Private Exchanges are Dead.

By Ernie Harris, EVP of Corporate Development, Maestro Health


I know what you’re thinking, “This Ernie guy has been touting the virtues of private exchanges for years now so why is he saying they're dead? Did the model fail?” Of course not…otherwise I wouldn’t be writing this blog.  


The past couple of months, I've taken time to reflect on last year's private exchange data. What does that tell us about the future? Why did those particular things happen and not others? Without further delay, here are my top conclusions for 2015 and predictions for 2016:



1.   Private Exchanges are still ill defined in the minds of both the sellers and the buyers of such solutions.  

While many continue to struggle with the “definition of a private exchange,” we at Maestro Health still use the term but are less worried about what you call our solutions and more interested in whether our solutions solve real problems in a demonstrable way.

2. The hype is over.

Employers, brokers and health plans now have a couple of years of actual data to review private exchanges, and much of the conjecture about what they can and can’t do is either being confirmed or invalidated. Sadly for many early adopters, there’s been more invalidation than confirmation.

3. All is not lost for those that have purchased a private exchange solution or those that are still considering it.

While many early claims have not been successfully proven, there are still real, tangible and quantifiable benefits to deploying a next-generation private exchange solution. (See predictions for more details)

4. Many early adopters are considering switching providers of private exchange technology.

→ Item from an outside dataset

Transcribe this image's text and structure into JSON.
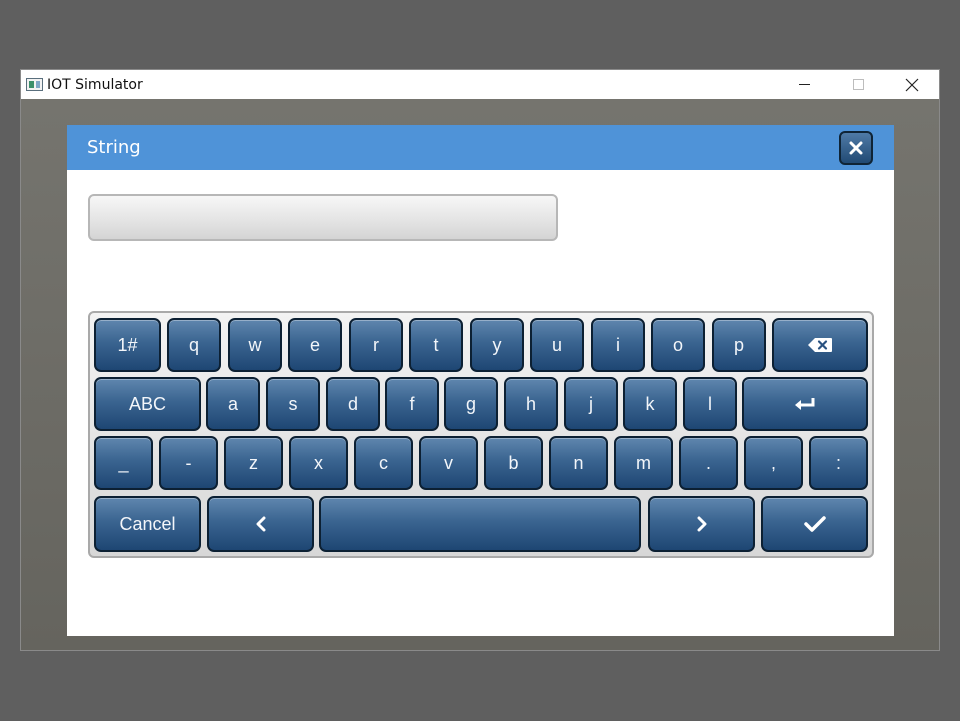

Some already have. As early adopters have gained hands-on knowledge about what to expect from a successful private exchange solution, many are looking to innovative vendors that have taken the shortcomings of legacy models and evolved to become more streamlined, more agile, and more valuable.

5. The trend is set.

Demand for solutions to today’s post-ACA benefits world problems is stronger than ever. Whether you call it a private exchange, a modern enrollment platform or an omni-process-whatcha-ma-jig, it is clear that the trend is set – everyone will change the way they consider, select and engage with their benefits in the (very near) future.



1. The benefits of a post-ACA technology and service solution (notice I didn’t say private exchange?) for 2016 and beyond will be centered around:

Benefits Administration capabilities: Well beyond shopping and enrollment, do brokers have the technology and service chops to manage all segments, small, mid and large, throughout the year?

Billing, Allocation and Reconciliation: Not just aggregating bills from multiple parties but actually generating invoices FOR multiple parties in an accounting-based solution to provide accurate and timely invoices to groups and individuals and payments to multiple parties.

Consumer Engagement: Engagement is a word that is perhaps over-used at this point, but will your solution drive more than 1 visit per subscriber per year to the site? Will it provide value and support to employees year-round? How?

2. Consolidation will begin.

We’ve already seen some private exchange companies purchased by larger entities. In 2016, we will see the first round of providers either fold-up shop or be acquired by others.

3. The adoption curve will NOT bend this year.

We all know that every new idea has an adoption curve. Almost all of them bend like a hockey stick at some point. This shift is no different, but 2016 is not the year of the hockey stick – my money is on 2018.